From University Advancement, plans are underway to fill six open development positions in the current year. Current fundraising priorities in University Advancement include scholarships, professorships, unrestricted funding and funds to equip labs and classrooms in the new building for the Beaver College of Health Sciences. Our work to develop and expand fundraising initiatives in support of Appalachian’s mission and vision is of primary importance to me. We will develop and implement a capital fundraising initiatives list, as well as a strategy to secure private funding for our academic mission and to keep college costs as low as possible. Thank you, Randy, for all that you are doing.

From Student Development, the Career Development Center has partnered with Institutional Research, the Office of Alumni Affairs, University Advancement and the academic colleges to complete a pilot survey of all 2014-15 graduates. This effort, which is called the First Destination Survey, is designed to track the status of these graduates, and it marks the first time in recent history that Appalachian has conducted a comprehensive, university-wide analysis to determine the first-destination career activities of students completing their undergraduate degrees. While the results of this pilot assessment are still being finalized and will be presented at the December Board of Trustees meeting, initial findings are encouraging. Data were collected on a significant percentage of the graduates and indicate that a substantial majority are employed or currently enrolled such as in graduate school. These near-term outcomes are just one measurement of Appalachian’s impact on the lives of our alumni.

In other news, Appalachian’s students completed their successful 10th Annual Homecoming Blood Drive on Sept. 21. This event differs from blood drives held by other universities because it is entirely coordinated by students.

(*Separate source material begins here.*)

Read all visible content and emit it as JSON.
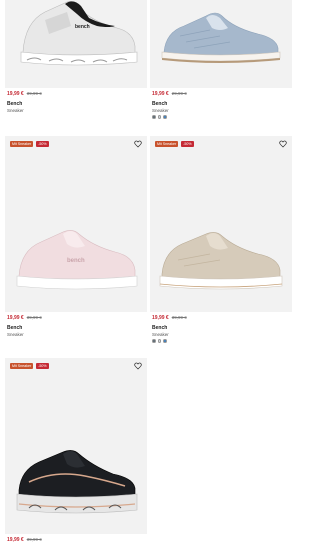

We had an incredible day! Over 500 volunteers worked tirelessly and we collected 1,235 pints of blood, with a record number of Double Red Cell Donors. Thank you Leroy, for your leadership, and a special thank you to the Student Engagement and Leadership team. You all made this day possible.

While she will be formally introduced by Trustee Adcock later in this meeting, I would like to take a moment to welcome Danielle Carter, who begins as the new director of Multicultural Student Development on Monday. Welcome, Danielle.

And, from Athletics, the Appalachian/Miami game was yet another special day for us. While the score was not what we had hoped for, everything else was. Energy and excitement framed the weekend. Starting with a pep rally on Friday night, extended tailgating hours and record-breaking crowds generated a wonderful experience for all. We had several guests from General Administration and I received positive feedback from all of them.

We have accomplished much and our momentum is strong, and there is always more to be done. I am committed to working with the entire Appalachian Community to ensure we are engaging every opportunity to move our great academic mission forward.

I remain committed to continuing our success in the areas of sustainability; health, wellness and safety for our community; increased support for faculty and staff; global learning; research; community and civic engagement; fundraising; and growing our facilities to better serve our campus.

I thank the members of this board for the work you do each and every day in support of Appalachian. Please know that your work is making real and powerful differences in the lives of our students.

In closing, I would like to invite you all to attend the first Faculty Club event of the new academic year. The event will take place in the Whitewater Lounge of Plemmons Student Union, from 4 – 6 p.m. today. This is an excellent opportunity for you to join with faculty from across campus and faculty emeriti in an informal setting designed to generate an atmosphere of community and collaboration among Appalachian’s faculty members.

Mr. Chair, this concludes my remarks. Thank you.